Once Mrs. Mallard goes upstairs to her room, the reader watches as she experiences every emotion from sadness to exhilaration, all within the course of less than an hour. She believes herself to be “Free! Body and soul free,” something that she was not able to enjoy because of her identity as a married woman. As the story was written in the late 1800s, it was expected that Mrs. Mallard be defined by her husband; she was his wife, and as such, without him, had an unknown future.

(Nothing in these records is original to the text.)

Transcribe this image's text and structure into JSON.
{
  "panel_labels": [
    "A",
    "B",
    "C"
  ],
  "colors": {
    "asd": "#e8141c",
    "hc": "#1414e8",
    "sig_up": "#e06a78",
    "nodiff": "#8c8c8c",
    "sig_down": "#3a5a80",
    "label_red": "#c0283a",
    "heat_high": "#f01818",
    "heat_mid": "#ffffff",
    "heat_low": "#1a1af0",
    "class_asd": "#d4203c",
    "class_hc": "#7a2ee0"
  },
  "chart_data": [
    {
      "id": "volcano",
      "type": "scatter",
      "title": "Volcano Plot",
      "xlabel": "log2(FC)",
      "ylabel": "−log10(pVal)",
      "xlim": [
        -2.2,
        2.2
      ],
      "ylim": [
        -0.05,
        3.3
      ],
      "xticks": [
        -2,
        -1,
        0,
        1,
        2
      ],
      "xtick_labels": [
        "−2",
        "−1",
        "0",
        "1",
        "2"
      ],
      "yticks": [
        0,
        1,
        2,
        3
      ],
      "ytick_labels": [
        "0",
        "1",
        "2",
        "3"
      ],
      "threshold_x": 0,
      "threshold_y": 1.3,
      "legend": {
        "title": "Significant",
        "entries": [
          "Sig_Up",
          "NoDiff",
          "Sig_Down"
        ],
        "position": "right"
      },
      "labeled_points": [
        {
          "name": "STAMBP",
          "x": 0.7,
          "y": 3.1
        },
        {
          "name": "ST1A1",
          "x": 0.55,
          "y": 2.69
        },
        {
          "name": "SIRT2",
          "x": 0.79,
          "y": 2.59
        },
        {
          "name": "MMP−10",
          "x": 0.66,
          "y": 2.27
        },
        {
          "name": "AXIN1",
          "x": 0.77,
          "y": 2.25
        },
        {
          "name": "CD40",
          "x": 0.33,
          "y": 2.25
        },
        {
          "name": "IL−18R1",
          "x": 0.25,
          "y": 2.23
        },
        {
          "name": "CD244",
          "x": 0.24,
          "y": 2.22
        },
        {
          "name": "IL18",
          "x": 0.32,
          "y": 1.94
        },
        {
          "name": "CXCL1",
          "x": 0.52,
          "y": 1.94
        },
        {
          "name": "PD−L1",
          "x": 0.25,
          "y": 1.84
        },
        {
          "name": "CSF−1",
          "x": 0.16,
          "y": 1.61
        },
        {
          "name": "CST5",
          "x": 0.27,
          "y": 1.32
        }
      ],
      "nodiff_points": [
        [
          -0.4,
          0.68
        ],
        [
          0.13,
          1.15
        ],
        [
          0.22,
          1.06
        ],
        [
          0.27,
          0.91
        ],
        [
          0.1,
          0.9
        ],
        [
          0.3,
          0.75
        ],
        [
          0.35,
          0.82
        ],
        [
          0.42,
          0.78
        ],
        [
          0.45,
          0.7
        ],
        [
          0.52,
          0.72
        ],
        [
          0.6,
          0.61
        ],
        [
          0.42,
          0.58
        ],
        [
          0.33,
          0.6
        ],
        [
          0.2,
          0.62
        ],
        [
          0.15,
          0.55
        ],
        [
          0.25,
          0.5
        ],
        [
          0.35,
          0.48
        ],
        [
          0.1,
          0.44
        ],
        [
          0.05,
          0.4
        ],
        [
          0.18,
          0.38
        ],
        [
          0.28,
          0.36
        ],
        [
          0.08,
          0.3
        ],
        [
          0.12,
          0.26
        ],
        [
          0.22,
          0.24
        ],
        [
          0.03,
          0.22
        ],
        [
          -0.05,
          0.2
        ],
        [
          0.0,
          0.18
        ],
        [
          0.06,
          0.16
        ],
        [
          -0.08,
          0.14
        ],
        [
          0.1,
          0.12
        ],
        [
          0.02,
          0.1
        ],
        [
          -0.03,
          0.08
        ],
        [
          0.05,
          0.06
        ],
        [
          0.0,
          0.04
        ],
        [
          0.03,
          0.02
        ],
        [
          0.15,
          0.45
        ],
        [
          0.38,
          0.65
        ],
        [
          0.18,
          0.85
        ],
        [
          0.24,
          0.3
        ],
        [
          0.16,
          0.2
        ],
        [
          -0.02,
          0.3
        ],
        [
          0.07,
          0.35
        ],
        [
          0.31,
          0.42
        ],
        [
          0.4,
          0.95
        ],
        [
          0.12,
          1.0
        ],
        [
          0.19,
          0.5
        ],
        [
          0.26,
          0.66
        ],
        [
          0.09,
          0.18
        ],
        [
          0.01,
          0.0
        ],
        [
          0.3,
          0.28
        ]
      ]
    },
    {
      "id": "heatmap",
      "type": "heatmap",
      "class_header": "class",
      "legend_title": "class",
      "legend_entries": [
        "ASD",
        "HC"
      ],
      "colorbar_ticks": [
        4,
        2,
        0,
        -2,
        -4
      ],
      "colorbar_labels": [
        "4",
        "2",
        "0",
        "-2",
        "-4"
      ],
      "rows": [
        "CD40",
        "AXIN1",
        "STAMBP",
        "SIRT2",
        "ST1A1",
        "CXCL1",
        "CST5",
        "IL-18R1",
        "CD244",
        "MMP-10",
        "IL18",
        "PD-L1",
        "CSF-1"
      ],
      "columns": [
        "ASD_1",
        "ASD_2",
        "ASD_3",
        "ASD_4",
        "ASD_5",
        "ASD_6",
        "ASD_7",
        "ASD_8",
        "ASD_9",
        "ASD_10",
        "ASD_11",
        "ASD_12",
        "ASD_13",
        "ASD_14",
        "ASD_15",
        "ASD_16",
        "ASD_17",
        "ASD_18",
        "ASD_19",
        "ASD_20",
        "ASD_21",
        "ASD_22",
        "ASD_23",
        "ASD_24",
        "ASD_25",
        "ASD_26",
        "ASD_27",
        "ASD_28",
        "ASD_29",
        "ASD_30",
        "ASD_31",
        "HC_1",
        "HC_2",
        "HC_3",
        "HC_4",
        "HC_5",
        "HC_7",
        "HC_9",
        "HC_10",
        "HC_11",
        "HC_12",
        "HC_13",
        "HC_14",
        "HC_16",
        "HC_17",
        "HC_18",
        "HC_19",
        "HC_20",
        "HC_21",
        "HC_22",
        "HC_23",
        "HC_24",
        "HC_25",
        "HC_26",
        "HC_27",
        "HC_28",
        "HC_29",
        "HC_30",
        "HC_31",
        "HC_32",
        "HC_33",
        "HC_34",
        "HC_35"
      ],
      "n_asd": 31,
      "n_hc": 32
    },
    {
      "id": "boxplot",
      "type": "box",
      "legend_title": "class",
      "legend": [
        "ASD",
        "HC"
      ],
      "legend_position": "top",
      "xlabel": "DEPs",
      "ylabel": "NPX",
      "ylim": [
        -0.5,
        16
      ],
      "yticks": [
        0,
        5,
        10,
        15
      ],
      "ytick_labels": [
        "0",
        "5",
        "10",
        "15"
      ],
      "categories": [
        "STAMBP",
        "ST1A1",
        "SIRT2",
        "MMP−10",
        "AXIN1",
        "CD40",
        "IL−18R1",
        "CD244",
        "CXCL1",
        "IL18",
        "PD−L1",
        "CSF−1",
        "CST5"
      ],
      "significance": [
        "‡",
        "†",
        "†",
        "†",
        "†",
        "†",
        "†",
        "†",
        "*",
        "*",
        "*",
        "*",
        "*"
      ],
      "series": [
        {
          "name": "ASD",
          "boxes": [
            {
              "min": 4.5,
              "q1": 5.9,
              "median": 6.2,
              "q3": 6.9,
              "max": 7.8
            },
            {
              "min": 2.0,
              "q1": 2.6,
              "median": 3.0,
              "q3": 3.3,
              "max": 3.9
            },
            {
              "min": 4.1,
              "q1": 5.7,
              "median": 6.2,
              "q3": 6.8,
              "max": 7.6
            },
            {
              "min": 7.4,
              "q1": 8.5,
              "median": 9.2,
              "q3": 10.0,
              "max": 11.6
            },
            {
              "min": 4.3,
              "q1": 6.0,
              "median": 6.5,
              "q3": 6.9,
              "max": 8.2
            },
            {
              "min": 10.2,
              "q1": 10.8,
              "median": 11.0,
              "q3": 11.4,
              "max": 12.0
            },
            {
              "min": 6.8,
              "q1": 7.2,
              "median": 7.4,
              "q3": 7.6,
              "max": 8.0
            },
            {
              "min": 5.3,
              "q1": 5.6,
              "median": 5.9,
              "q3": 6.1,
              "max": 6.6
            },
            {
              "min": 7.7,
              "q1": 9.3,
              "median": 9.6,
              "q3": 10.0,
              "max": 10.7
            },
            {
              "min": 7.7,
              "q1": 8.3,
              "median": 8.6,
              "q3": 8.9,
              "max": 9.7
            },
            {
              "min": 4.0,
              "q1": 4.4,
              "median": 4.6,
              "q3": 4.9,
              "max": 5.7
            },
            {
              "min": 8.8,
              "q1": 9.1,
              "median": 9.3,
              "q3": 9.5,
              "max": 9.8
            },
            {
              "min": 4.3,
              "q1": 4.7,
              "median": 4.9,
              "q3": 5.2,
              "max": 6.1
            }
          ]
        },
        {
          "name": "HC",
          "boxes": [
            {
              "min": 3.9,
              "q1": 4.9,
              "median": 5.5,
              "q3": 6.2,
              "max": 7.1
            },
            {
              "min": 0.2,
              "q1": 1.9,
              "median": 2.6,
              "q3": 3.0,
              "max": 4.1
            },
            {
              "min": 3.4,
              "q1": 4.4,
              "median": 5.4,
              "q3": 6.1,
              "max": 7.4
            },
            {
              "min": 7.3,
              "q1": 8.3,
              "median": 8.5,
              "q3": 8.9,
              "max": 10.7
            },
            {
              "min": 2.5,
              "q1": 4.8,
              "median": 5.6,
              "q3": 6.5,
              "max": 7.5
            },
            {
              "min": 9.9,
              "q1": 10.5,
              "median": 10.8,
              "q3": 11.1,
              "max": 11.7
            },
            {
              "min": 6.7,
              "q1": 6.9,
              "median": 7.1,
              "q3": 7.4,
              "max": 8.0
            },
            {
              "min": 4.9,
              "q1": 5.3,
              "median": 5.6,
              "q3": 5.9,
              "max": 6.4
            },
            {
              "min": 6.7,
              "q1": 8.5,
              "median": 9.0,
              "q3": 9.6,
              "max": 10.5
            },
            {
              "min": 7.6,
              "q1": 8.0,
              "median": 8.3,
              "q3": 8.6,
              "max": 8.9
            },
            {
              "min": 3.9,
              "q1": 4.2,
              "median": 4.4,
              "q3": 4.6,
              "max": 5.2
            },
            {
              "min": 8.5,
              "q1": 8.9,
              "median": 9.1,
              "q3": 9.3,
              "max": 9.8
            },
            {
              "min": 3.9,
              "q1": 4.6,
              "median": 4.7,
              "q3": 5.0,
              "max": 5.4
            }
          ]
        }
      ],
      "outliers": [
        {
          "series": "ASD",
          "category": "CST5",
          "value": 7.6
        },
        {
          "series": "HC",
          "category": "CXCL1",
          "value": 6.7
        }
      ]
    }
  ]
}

Mrs. Mallard remained in her room for a short while, composing herself so as to act appropriately as a grieving widow. All the while, however, he mind was racing with the possibilities of what her new-found freedom might entail. She slowly descends the steps, and as she does, the front door opens. She stops, utterly shocked, and is stricken with a massive heart attack. As it turns out, her husband was not killed and has instead walked in the door. Mrs. Mallard’s hopes of independence have been dashed, and the sudden shock of having this taken away from her caused her fatal cardiac event.